When the successive configurations among the various factors are studied in chronological sequence, two kinds of pattern emerge. One is in the dimension of time: there were periods of acute tension concerning religious policy, tension between the court and religious dissidents—of whatever persuasion—tension between the court and the crown, and, most significantly, tensions within the Parlement itself. Each period covered several years (up to a decade in two cases), clearly bounded by some striking event or shift in policy at the beginning—such as the Berquin case, or the re-
sumption of severe repression in 1540 after a period of "amnesty"—and by another at the end, which, by causing a marked (often sudden) drop in tension, initiated a period of "decompression" or détente. Such was the amnesty of the mid-thirties, and the let-up of pressure that followed the termination of the special court for heresy, the Chambre Ardente, in 1551.[19] The starting points of these periods, when the tension mounts sharply, I call the "pressure points of the century." The intervals of decompression generally lasted about half as long as the periods of tension: for instance, the tension-period 1540-51 was followed by a decompression between 1551 and 1557. The particular group of parlementaires active in religious policy at any given time constituted a generation or cohort in operational terms, although of course some would be near the end of their careers and others just beginning. Among the leaders in our early generation, Thibault Baillet died in 1525, when the confrontation between the court and the regent was at its height; his colleague Charles Guillart outlived him by a dozen years, and his colleague Jean Prévost by thirty years (his fiftieth year of service in the court was celebrated in 1555).

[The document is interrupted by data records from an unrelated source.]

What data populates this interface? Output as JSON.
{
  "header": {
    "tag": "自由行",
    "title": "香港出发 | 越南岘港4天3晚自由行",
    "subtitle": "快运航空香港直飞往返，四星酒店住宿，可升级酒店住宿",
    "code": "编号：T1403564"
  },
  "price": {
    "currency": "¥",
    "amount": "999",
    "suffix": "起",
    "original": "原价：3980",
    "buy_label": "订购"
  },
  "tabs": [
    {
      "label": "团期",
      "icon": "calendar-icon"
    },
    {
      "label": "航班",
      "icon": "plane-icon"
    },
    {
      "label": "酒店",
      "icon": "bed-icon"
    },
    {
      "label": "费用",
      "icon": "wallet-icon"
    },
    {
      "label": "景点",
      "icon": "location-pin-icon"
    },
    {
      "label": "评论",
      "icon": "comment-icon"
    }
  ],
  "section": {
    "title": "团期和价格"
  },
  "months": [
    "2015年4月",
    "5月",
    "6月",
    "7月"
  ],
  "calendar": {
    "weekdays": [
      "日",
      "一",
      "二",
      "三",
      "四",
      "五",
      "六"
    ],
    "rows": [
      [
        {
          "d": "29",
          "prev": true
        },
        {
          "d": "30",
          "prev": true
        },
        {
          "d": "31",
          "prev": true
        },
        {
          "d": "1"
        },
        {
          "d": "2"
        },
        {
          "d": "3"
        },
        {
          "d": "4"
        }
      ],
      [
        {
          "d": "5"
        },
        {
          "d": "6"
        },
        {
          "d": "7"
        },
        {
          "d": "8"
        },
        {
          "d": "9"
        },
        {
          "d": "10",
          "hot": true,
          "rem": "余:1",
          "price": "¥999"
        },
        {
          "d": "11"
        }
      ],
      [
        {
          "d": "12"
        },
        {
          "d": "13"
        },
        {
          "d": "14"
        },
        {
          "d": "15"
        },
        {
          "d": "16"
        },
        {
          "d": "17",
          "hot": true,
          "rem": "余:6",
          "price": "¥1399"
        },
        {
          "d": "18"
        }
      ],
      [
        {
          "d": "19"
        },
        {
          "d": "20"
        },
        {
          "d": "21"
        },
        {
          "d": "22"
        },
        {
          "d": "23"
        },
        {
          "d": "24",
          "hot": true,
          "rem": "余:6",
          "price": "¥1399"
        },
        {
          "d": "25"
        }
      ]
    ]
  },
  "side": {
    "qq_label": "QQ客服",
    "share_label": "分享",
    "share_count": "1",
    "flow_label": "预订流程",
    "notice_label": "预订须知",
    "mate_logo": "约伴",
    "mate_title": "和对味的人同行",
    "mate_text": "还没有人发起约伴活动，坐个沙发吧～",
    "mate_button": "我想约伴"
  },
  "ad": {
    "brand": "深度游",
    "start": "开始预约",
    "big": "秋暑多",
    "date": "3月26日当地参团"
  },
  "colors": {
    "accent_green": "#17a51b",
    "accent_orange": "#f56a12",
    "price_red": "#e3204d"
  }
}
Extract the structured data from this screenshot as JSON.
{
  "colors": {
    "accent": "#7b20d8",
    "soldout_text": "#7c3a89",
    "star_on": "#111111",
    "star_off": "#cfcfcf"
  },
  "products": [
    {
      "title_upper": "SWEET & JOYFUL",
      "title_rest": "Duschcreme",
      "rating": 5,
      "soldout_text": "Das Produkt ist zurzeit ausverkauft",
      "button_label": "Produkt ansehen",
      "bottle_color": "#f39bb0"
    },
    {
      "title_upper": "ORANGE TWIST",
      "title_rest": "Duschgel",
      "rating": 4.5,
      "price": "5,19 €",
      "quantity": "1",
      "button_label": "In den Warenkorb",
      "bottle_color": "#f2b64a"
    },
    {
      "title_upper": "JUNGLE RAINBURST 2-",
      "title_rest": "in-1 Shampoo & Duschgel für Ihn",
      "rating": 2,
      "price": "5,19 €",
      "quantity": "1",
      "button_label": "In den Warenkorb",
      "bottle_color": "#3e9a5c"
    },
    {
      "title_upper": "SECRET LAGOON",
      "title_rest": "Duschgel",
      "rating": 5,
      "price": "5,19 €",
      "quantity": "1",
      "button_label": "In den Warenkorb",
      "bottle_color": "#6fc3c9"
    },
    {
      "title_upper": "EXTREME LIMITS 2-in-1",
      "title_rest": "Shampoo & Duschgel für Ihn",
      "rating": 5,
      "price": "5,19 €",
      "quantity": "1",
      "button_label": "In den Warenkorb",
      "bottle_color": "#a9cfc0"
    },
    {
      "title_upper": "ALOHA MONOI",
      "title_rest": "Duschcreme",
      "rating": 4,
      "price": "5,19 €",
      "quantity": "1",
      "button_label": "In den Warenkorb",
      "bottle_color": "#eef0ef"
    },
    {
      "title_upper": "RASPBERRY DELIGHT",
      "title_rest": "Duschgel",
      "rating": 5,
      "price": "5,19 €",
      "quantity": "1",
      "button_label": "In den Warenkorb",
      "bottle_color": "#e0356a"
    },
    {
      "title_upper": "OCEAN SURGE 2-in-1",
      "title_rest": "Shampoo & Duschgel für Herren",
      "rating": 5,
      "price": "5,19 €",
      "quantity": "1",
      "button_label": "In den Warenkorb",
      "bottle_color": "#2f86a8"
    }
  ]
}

The other pattern is the range of religious options discernible within the Parlement mainstream. During every period of tension there were noticeable differences among magistrates in attitude toward heresy and in religious policies advocated, forming a spectrum (roughly from more liberal to more fanatical, but accurate descriptions can only be given in the specific context). The options were not precisely the same in any two periods, because they were often not so much chosen as imposed by circumstances. Analysis of the several spectra will follow in chapters 6-10. A prerequisite is to establish the chronology of the pressure points and the parameters of the respective time periods.